Trulum ID – Presiden RI Joko Widodo (Jokowi) meresmikan Bendungan Multifungsi Bintang Bano di Kecamatan Brang Rea, Kabupaten Sumbawa Barat, NTB. Bendungan Bintang Banu merupakan bendungan ke-29 yang dibuka sejak pembangunannya pada tahun 2015.

“Insya Allah hingga akhir tahun 2024 total 57 bendungan akan selesai dibangun di seluruh Indonesia,” kata Jokowi, Jumat (14/1).

Jokowi mengatakan pembangunan bendungan di seluruh Indonesia bertujuan untuk mewujudkan ketahanan pangan, kemandirian, dan kedaulatan. Semua ini dapat dicapai jika air tersedia di semua provinsi.

“Kuncinya air, dan air ada kalau kita punya bendungan sebanyak-banyaknya. Alhamdulillah hari ini Bendungan Bintang Banu yang dibangun sejak 2015 dengan biaya Rp 1,44 triliun sudah selesai dan bisa digunakan. .”

Jokowi mengatakan bendungan ini merupakan salah satu dari 6 bendungan yang dibangun di NTB, dan dua bendungan lagi yang dibuka pada 2018 dan 2019, yakni Bendungan Tango dan Bendungan Mela.

Kami berharap bendungan ini dapat mendukung ketersediaan air dan ketahanan pangan, serta memenuhi kebutuhan air baku. Dengan kapasitas 76 juta meter kubik dan luas 256 hektar, bendungan ini mampu mengairi 6.700 hektar sawah.

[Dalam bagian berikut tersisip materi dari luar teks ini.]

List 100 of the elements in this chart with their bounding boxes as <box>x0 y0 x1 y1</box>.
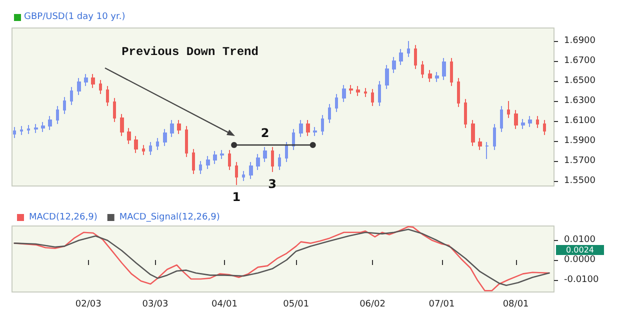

Sementara itu, Menteri PUPR Basuki Hadimuligono mengatakan, Bendungan Bintang Bano bisa menjadi contoh pembangunan bendungan yang menjaga kondisi alam sekitar untuk konservasi. “Saya melihat bendungan ini berbeda. Hutannya masih lebat, dan tidak terlihat sisa-sisa konstruksi di perbukitan dan lereng. Kami melihat efeknya pada air yang jernih, tidak coklat. Ini harus dilestarikan, jadi peran pemerintah daerah juga untuk melestarikan hutan dan alam di sekitarnya.” .

Basuki menjelaskan, Bendungan Bintang Bano yang dikerjakan kontraktor PT Brantas Abipraya – PT Hutama Karya – PT Bahagia Bangun Nusa (KSO) juga digunakan untuk meredam banjir di Kabupaten Sumbawa Barat hingga 53 persen.

Baca Juga:  Cari Kepastian Utang, Bos Texcom Gugat KPKNL

“Berdasarkan laporan Bupati dan Wakil Bupati Sumbawa Barat, saat terjadi hujan deras di Kabupaten Taliwang, Sumbawa Barat, tidak ada banjir lagi. Apalagi dengan selesainya Bendungan Teo Sontok juga akan menambah kekuatan pengendalian banjir.”

Ditambahkannya, bendungan ini juga digunakan untuk memenuhi kebutuhan air baku tujuh kabupaten di Sumbawa Barat dengan kapasitas 550 liter per detik. Selain itu, ada juga kemungkinan pembangkitan listrik dari PLTA sebesar 6,6 MW, dan belum ditambah panel surya terapung.

“Akhirnya pasti ada potensi wisata. Kami memberikan empat perahu naga yang kami gunakan kepada masyarakat Sumbawa untuk mendayung dan juga untuk menunjang pariwisata di danau tersebut.”

Editor: Banu Adikara

Reporter: Romis Pinkasry

  • Share

Leave a Reply

Your email address will not be published.